SEO Professional 5 20:36
So that means Google is considering us a duplicate?
John 20:40
Sure, I mean, if these English versions are all essentially the same thing, then for the most part, we will treat it as duplicates. And then it’s kind of hit and miss, which version actually ends up being indexed. So that’s, I think, a large part of the issue there is that we just see all of these different copies of the same thing, and we don’t know what you really want us to do, we have to focus on a small part of it, we can’t do everything at once. So it ends up causing almost more problems for your website, by having all of these different versions,
SEO Professional 5 21:15
That means we are going in the wrong direction.
John 21:19
Probably. Or moving too fast. I don’t know. It’s something where it’s very easy to take a really large website that’s doing well and say, Oh, we will just copy their system and take all of the different English versions and language versions and do the same thing. But if you’re not in the situation of that large, well known website already, then it’s very different for you. And then it’s a lot harder to actually get to, to kind of expanding.

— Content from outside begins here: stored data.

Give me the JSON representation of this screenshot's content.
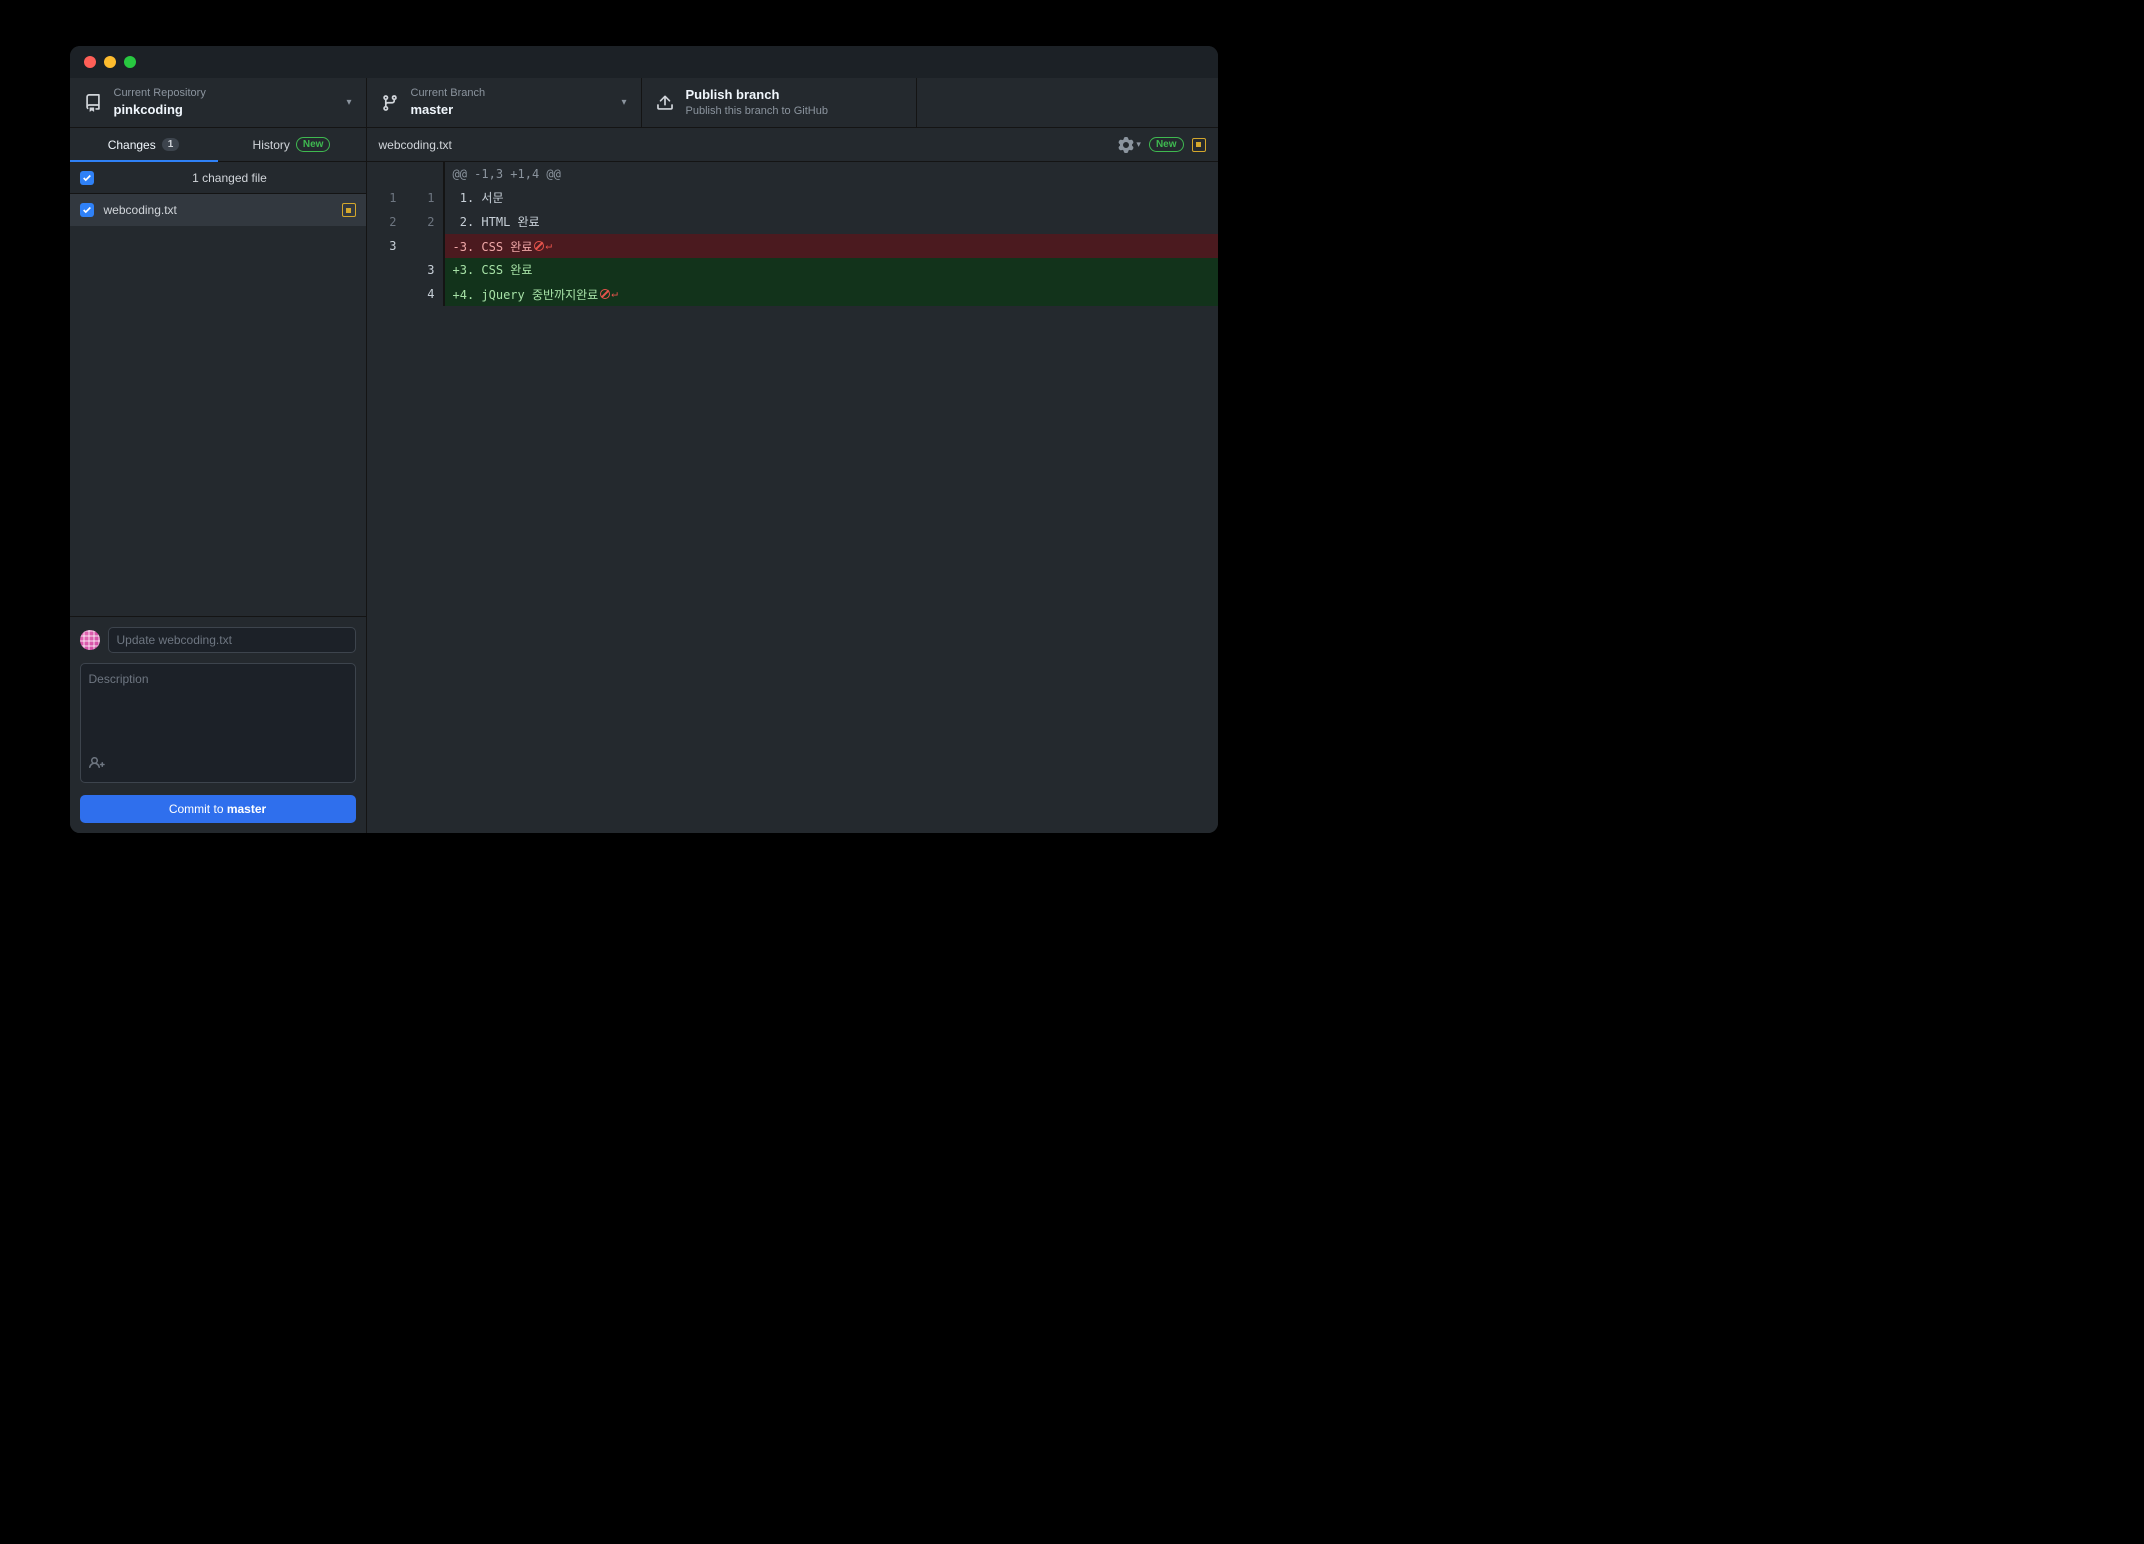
{
  "toolbar": {
    "repo_label": "Current Repository",
    "repo_name": "pinkcoding",
    "branch_label": "Current Branch",
    "branch_name": "master",
    "publish_title": "Publish branch",
    "publish_subtitle": "Publish this branch to GitHub"
  },
  "tabs": {
    "changes_label": "Changes",
    "changes_count": "1",
    "history_label": "History",
    "history_badge": "New"
  },
  "changes": {
    "header": "1 changed file",
    "file": "webcoding.txt"
  },
  "commit": {
    "summary_placeholder": "Update webcoding.txt",
    "description_placeholder": "Description",
    "button_prefix": "Commit to ",
    "button_branch": "master"
  },
  "diff": {
    "filename": "webcoding.txt",
    "header_badge": "New",
    "hunk": "@@ -1,3 +1,4 @@",
    "lines": [
      {
        "old": "1",
        "new": "1",
        "type": "ctx",
        "text": " 1. 서문"
      },
      {
        "old": "2",
        "new": "2",
        "type": "ctx",
        "text": " 2. HTML 완료"
      },
      {
        "old": "3",
        "new": "",
        "type": "del",
        "text": "-3. CSS 완료",
        "marker": true
      },
      {
        "old": "",
        "new": "3",
        "type": "add",
        "text": "+3. CSS 완료"
      },
      {
        "old": "",
        "new": "4",
        "type": "add",
        "text": "+4. jQuery 중반까지완료",
        "marker": true
      }
    ]
  }
}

So I would try to pick one English version and maybe one other language version to start off with and then expand from there.
SEO Professional 5 21:56
Yeah, because since we want to target worldwide, because it’s an e-commerce website, and we want to target worldwide, and we want to improve our SEO, we just targeted in this way, creating different URLs and locating them in different countries like that. So I think we can focus only on the main domain instead of creating locally. Right?
John 22:18
Yeah, I mean, that’s, that’s what I would do. Yeah.
SEO Professional 5 22:20
And no need of going for the en–I mean, the URL structure should not–it should be like www.xyz.com instead of the locality, right?
John 22:30
You can have the locale in there, it doesn’t really matter. But again, I would make it so that you primarily just have one English version, rather than all of the other variations of English as well.